On the bright side, cola did not pose any additional risks or complications, the researchers reported in the BMJ.
“There was no improvement when using cola to loosen stuck food in the esophagus, often the food dislodged on its own after a while and otherwise, we performed an endoscopy. Hopefully, this put this myth to rest,” concludes Bredenoord.
However, this may not necessarily be the final word on the matter. In 2019, other researchers, incidentally also from the Netherlands, reached the opposite conclusion. This study, which involved 19 patients who went to the emergency department with meat stuck in their throats, found that “cola successfully resolved 59% of complete oesophageal obstructions.”
As many people are set to overindulge over the upcoming Christmas holiday, an uptick in blocked esophagus is inevitable. The safest course of action seems to go straight to the hospital rather than downing a carbonated beverage on your own.
Here’s how to avoid food impaction during the Christmas season:
- Chew Thoroughly: Take your time to chew food completely before swallowing. This helps break down food into smaller, more manageable pieces.
- Eat Slowly: Avoid rushing through meals. Eating slowly can prevent accidentally swallowing large pieces of food.
- Avoid Talking While Eating: Try not to talk while chewing.
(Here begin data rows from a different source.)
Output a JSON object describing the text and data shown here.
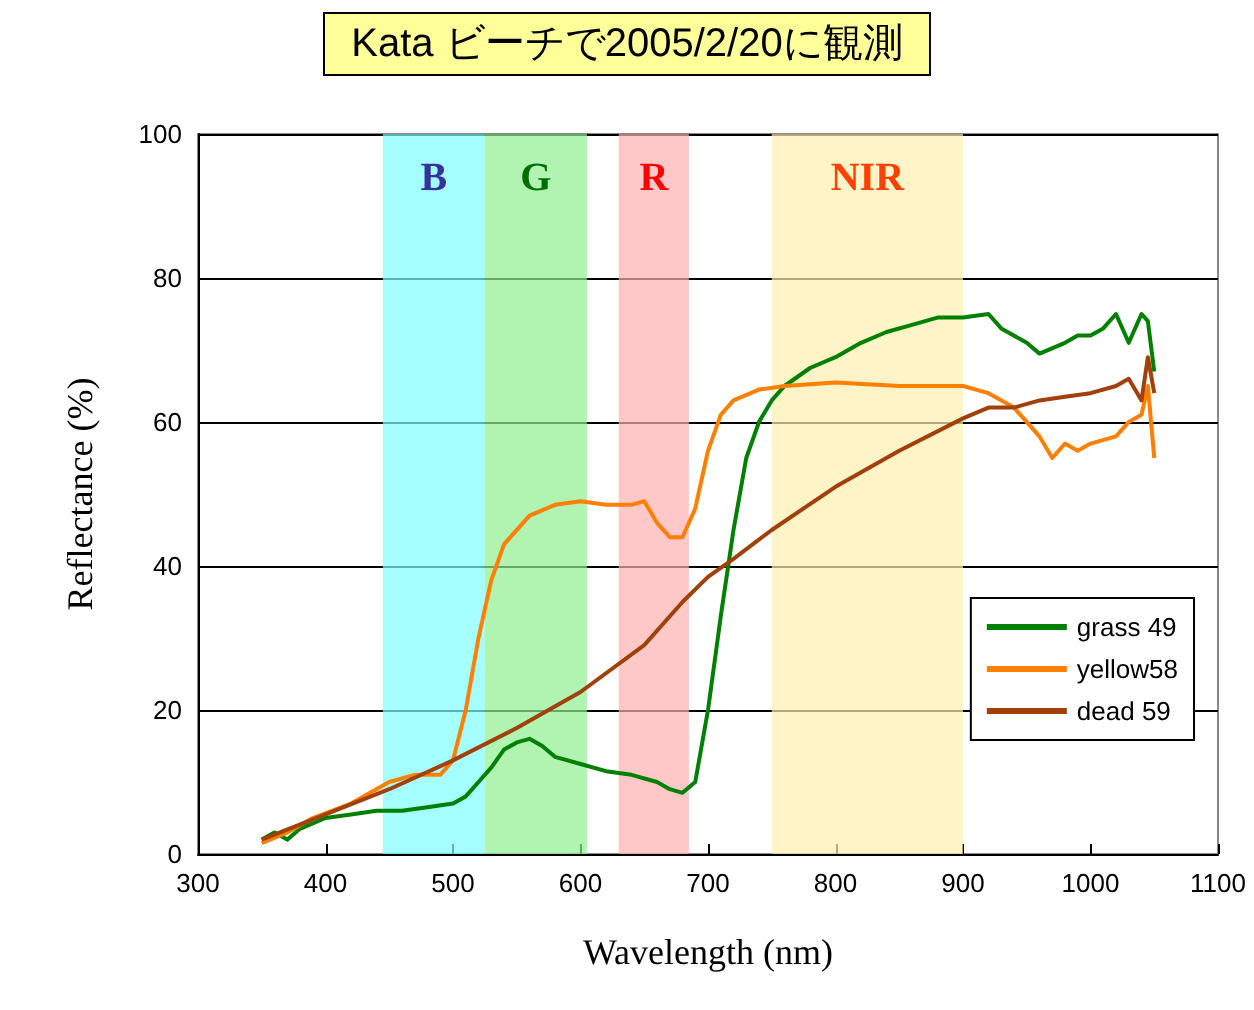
{
  "chart_data": {
    "type": "line",
    "title": "Kata ビーチで2005/2/20に観測",
    "xlabel": "Wavelength (nm)",
    "ylabel": "Reflectance (%)",
    "xlim": [
      300,
      1100
    ],
    "xticks": [
      300,
      400,
      500,
      600,
      700,
      800,
      900,
      1000,
      1100
    ],
    "ylim": [
      0,
      100
    ],
    "yticks": [
      0,
      20,
      40,
      60,
      80,
      100
    ],
    "grid": "y",
    "legend": "bottom right",
    "marker": "none",
    "line_style": "solid",
    "bands": [
      {
        "axis": "x",
        "from": 445,
        "to": 525,
        "label": "B",
        "color": "#80ffff"
      },
      {
        "axis": "x",
        "from": 525,
        "to": 605,
        "label": "G",
        "color": "#90ee90"
      },
      {
        "axis": "x",
        "from": 630,
        "to": 685,
        "label": "R",
        "color": "#ffb0b0"
      },
      {
        "axis": "x",
        "from": 750,
        "to": 900,
        "label": "NIR",
        "color": "#fff0b0"
      }
    ],
    "series": [
      {
        "name": "grass 49",
        "color": "#008000",
        "x": [
          350,
          360,
          370,
          380,
          400,
          420,
          440,
          460,
          480,
          500,
          510,
          520,
          530,
          540,
          550,
          560,
          570,
          580,
          600,
          620,
          640,
          660,
          670,
          680,
          690,
          700,
          710,
          720,
          730,
          740,
          750,
          760,
          780,
          800,
          820,
          840,
          860,
          880,
          900,
          920,
          930,
          950,
          960,
          980,
          990,
          1000,
          1010,
          1020,
          1030,
          1040,
          1045,
          1050
        ],
        "values": [
          2,
          3,
          2,
          3.5,
          5,
          5.5,
          6,
          6,
          6.5,
          7,
          8,
          10,
          12,
          14.5,
          15.5,
          16,
          15,
          13.5,
          12.5,
          11.5,
          11,
          10,
          9,
          8.5,
          10,
          20,
          33,
          45,
          55,
          60,
          63,
          65,
          67.5,
          69,
          71,
          72.5,
          73.5,
          74.5,
          74.5,
          75,
          73,
          71,
          69.5,
          71,
          72,
          72,
          73,
          75,
          71,
          75,
          74,
          67
        ]
      },
      {
        "name": "yellow58",
        "color": "#ff7f00",
        "x": [
          350,
          370,
          390,
          420,
          450,
          470,
          490,
          500,
          510,
          520,
          530,
          540,
          560,
          580,
          600,
          620,
          640,
          650,
          660,
          670,
          680,
          690,
          700,
          710,
          720,
          740,
          760,
          800,
          850,
          900,
          920,
          940,
          960,
          970,
          980,
          990,
          1000,
          1020,
          1030,
          1040,
          1045,
          1050
        ],
        "values": [
          1.5,
          3,
          5,
          7,
          10,
          11,
          11,
          13,
          20,
          30,
          38,
          43,
          47,
          48.5,
          49,
          48.5,
          48.5,
          49,
          46,
          44,
          44,
          48,
          56,
          61,
          63,
          64.5,
          65,
          65.5,
          65,
          65,
          64,
          62,
          58,
          55,
          57,
          56,
          57,
          58,
          60,
          61,
          65,
          55
        ]
      },
      {
        "name": "dead 59",
        "color": "#a0400a",
        "x": [
          350,
          400,
          450,
          500,
          550,
          600,
          650,
          680,
          700,
          720,
          750,
          800,
          850,
          900,
          920,
          940,
          960,
          980,
          1000,
          1020,
          1030,
          1040,
          1045,
          1050
        ],
        "values": [
          2,
          5.5,
          9,
          13,
          17.5,
          22.5,
          29,
          35,
          38.5,
          41,
          45,
          51,
          56,
          60.5,
          62,
          62,
          63,
          63.5,
          64,
          65,
          66,
          63,
          69,
          64
        ]
      }
    ]
  }
}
This reduces the risk of food going down the wrong way.
- Cut Food into Small Pieces: Especially important for meats like turkey and ham. Smaller pieces are easier to chew and swallow.
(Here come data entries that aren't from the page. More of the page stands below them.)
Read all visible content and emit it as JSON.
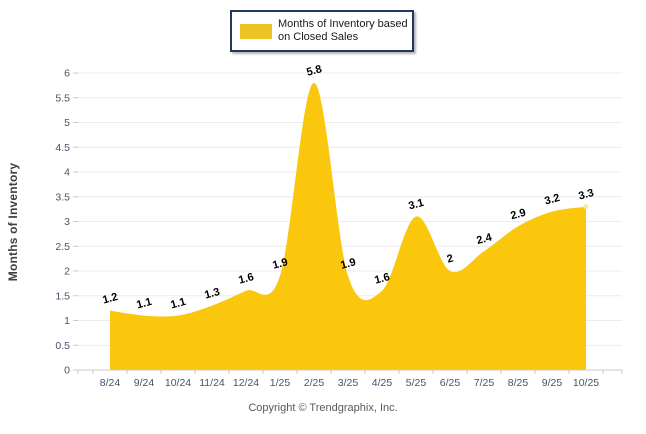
{
  "legend": {
    "lines": [
      "Months of Inventory based",
      "on Closed Sales"
    ],
    "swatch_color": "#EDC227",
    "border_color": "#1E3A5F"
  },
  "footer": {
    "text": "Copyright © Trendgraphix, Inc."
  },
  "chart_data": {
    "type": "area",
    "smooth": true,
    "series_name": "Months of Inventory based on Closed Sales",
    "categories": [
      "8/24",
      "9/24",
      "10/24",
      "11/24",
      "12/24",
      "1/25",
      "2/25",
      "3/25",
      "4/25",
      "5/25",
      "6/25",
      "7/25",
      "8/25",
      "9/25",
      "10/25"
    ],
    "values": [
      1.2,
      1.1,
      1.1,
      1.3,
      1.6,
      1.9,
      5.8,
      1.9,
      1.6,
      3.1,
      2,
      2.4,
      2.9,
      3.2,
      3.3
    ],
    "value_labels": [
      "1.2",
      "1.1",
      "1.1",
      "1.3",
      "1.6",
      "1.9",
      "5.8",
      "1.9",
      "1.6",
      "3.1",
      "2",
      "2.4",
      "2.9",
      "3.2",
      "3.3"
    ],
    "ylabel": "Months of Inventory",
    "xlabel": "",
    "ylim": [
      0,
      6
    ],
    "ytick_step": 0.5,
    "yticks": [
      "0",
      "0.5",
      "1",
      "1.5",
      "2",
      "2.5",
      "3",
      "3.5",
      "4",
      "4.5",
      "5",
      "5.5",
      "6"
    ],
    "grid": true,
    "legend_position": "top",
    "colors": {
      "fill": "#FAC70D",
      "last_point_marker": "#FCE9A4",
      "grid_line": "#ECECEC",
      "axis_line": "#C9C9C9",
      "tick_mark": "#C9C9C9",
      "tick_label": "#44546A",
      "value_label": "#000000"
    }
  }
}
- Stay Hydrated: Drink plenty of water during meals. This helps in keeping the throat moist and facilitates easier swallowing.
- Limit Alcohol Consumption: Excessive alcohol can dull the throat’s reflexes, increasing the risk of food impaction.
- Avoid Dry Foods: Foods that are overly dry or tough can be harder to swallow. Opt for moist and tender options.
- Sit Upright While Eating: Maintain an upright posture during meals. It aids in the smooth passage of food down the throat.
- Be Mindful of Hard Candies and Nuts: These can easily become lodged in the throat. Chew them thoroughly or avoid them if you’re prone to swallowing difficulties.
- Know Your Limits: If you have a history of swallowing difficulties, be extra cautious with food textures and sizes.
- Supervise Children: Keep an eye on children, ensuring they chew their food well and don’t eat too quickly.